In this homework, you will train a binary classifier using 4 slightly different feature representations. You will compare their performance by looking at the training loss.
Make sure you reference the lecture notes, especially Notebook 03. They will help you a lot.
Part 1
Download the .csv
file for the IMDB sentiment analysis data. Load it into Python using Pandas, and extract the text and labels.
Use the CountVectorizer to create a feature representation. You may want to limit the number of features using max_features
or min_df
+ max_df
. Then use .toarray
and torch.tensor
to put the feature matrix into Pytorch tensor format.
Part 2
Code up a one-layer linear classifier. Feel free to follow the code from class, but don’t just copy it, type everyting yourself (for learning purposes).
Train the classifier for 100 epochs on your feature matrix. PyTorch will tell you the loss after every 10 epochs. Write down the losses!
Part 3
Now, take your original feature matrix and normalize the rows: For each row, calculate the mean and standard deviation of the row. Subtract the mean of the row from every number in the row, and divide every number in the row by the standard deviation.
Use Pytorch to do this. You can look at the Pytorch documentation to figure out how to do it.
Use the new normalized feature matrix, train the classifier again. Write down the losses. Compare the new losses to the losses from the first run. Did it improve?
Part 4
Now, build a new feature matrix using the TfidfVectorizer
from sklearn.feature_extraction.text
. This matrix won’t be a matrix of counts, it will be a TFIDF matrix like the ones we built by hand in class.
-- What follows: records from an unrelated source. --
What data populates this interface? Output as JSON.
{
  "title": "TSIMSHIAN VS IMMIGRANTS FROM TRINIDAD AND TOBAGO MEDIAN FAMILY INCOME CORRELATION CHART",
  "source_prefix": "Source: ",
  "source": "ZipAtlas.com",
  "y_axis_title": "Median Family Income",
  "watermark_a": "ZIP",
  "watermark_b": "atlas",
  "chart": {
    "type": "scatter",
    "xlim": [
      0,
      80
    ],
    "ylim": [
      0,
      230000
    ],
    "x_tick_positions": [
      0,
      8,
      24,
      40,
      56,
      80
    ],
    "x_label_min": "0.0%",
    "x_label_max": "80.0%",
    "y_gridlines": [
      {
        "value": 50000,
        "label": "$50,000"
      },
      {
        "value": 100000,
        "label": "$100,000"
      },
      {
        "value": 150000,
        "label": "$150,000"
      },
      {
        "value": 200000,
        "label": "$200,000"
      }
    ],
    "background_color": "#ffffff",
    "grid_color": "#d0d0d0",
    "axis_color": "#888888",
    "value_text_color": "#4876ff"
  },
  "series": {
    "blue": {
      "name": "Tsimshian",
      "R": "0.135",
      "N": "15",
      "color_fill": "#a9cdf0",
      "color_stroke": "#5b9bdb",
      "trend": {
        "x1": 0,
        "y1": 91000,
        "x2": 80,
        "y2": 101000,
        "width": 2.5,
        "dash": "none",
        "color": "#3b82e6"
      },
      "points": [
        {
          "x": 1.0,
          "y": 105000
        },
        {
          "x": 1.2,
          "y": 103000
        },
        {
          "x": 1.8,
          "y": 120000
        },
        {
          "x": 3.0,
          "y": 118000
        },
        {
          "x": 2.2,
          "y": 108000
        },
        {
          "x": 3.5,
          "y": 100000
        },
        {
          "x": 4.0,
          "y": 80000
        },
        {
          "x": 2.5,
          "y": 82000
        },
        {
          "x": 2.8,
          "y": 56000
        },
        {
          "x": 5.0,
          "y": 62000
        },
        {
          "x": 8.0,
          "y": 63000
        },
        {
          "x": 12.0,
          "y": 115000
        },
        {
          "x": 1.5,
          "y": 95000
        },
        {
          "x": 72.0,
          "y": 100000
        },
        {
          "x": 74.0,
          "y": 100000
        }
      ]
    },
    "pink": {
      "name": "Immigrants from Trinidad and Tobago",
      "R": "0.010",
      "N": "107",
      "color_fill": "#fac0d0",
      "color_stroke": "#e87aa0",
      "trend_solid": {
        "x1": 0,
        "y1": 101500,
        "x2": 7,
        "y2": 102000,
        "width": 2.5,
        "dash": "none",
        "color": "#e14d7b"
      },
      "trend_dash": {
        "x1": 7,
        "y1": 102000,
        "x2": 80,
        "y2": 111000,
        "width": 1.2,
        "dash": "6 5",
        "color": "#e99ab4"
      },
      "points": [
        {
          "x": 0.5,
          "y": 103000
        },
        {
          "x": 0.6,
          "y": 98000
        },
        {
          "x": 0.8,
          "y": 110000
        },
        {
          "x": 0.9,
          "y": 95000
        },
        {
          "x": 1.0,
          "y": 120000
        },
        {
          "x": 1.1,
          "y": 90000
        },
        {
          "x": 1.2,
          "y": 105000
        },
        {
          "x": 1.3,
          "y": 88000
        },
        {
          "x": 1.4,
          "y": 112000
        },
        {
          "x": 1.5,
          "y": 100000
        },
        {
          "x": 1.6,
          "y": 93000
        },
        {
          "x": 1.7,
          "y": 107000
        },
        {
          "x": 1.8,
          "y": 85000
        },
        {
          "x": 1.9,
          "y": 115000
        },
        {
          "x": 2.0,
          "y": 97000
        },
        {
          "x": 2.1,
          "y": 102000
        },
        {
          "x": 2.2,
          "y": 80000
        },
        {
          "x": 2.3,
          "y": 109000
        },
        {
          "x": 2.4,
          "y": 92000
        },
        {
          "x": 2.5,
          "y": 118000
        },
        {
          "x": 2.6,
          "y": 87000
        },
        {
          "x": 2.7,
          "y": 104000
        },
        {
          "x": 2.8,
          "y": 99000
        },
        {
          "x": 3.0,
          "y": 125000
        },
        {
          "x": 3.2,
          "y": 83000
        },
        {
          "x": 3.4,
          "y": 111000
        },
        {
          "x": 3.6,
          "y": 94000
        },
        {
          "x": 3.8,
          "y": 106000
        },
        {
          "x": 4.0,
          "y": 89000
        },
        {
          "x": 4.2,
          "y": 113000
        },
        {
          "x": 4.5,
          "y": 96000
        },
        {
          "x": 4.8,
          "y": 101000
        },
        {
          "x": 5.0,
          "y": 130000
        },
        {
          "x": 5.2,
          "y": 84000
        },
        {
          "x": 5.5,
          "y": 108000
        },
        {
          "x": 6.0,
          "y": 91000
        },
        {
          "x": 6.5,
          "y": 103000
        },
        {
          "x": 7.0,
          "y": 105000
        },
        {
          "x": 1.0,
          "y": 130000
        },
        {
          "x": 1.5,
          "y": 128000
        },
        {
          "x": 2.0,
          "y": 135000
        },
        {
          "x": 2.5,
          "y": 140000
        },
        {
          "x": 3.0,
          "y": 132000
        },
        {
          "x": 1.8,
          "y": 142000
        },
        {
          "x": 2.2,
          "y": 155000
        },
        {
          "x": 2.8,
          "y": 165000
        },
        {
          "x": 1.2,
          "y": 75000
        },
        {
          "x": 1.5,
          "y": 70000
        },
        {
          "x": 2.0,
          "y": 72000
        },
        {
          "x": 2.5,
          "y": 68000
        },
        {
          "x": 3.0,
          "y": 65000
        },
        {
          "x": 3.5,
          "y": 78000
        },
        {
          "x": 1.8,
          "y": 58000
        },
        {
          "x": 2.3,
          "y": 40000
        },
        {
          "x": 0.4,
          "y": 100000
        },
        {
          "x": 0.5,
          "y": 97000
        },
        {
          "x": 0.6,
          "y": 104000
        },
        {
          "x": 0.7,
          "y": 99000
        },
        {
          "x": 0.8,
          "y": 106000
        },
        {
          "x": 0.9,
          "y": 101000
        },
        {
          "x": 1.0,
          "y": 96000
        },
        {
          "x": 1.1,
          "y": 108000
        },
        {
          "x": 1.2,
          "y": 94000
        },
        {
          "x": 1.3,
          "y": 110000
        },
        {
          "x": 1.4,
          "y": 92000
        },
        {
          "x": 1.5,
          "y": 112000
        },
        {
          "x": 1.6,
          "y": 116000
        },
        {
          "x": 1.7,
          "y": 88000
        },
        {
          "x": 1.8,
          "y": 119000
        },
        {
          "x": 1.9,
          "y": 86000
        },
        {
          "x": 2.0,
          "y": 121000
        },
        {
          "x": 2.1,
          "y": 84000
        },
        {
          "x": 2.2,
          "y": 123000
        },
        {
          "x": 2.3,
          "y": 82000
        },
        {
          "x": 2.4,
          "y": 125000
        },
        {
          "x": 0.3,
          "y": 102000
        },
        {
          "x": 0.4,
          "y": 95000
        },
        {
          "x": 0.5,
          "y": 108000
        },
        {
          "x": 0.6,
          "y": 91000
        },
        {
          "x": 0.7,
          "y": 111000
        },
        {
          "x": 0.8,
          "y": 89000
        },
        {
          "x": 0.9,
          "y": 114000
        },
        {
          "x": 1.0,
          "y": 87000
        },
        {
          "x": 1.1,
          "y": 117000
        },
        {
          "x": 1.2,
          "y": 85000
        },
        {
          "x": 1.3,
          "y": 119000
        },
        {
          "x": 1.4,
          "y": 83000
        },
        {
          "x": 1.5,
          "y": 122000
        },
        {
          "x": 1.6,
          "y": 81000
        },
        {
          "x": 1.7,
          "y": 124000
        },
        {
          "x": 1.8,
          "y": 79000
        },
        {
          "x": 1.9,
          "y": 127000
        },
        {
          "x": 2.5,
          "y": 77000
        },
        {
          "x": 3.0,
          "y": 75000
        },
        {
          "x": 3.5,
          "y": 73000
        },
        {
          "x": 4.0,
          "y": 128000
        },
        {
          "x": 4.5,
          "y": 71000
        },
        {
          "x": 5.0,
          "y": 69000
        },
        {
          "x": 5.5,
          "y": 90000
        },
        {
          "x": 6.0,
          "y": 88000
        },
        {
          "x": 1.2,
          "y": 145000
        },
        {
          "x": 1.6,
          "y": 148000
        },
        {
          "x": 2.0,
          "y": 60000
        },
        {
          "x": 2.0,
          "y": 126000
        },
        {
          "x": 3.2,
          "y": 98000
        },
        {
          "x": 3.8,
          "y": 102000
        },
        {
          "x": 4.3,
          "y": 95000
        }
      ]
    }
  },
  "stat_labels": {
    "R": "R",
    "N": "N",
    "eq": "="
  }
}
If you used the parameters max_features
, max_df
, or mid_df
for the count vectorizer, use the same parameter values for the TFIDF vectorizer too! (Otherwise you can’t really compare them.)
Train the same linear classifier on the TFIDF matrix. Write down the losses again. How do these compare to the first two times?
Part 5
Now take the TFIDF feature matrix from Part 4 and normalize the rows. (Subtract the mean and divide by the standard deviation for each row, like in Part 3.)
Train the model on the normalized TFIDF matrix. How do the losses compare?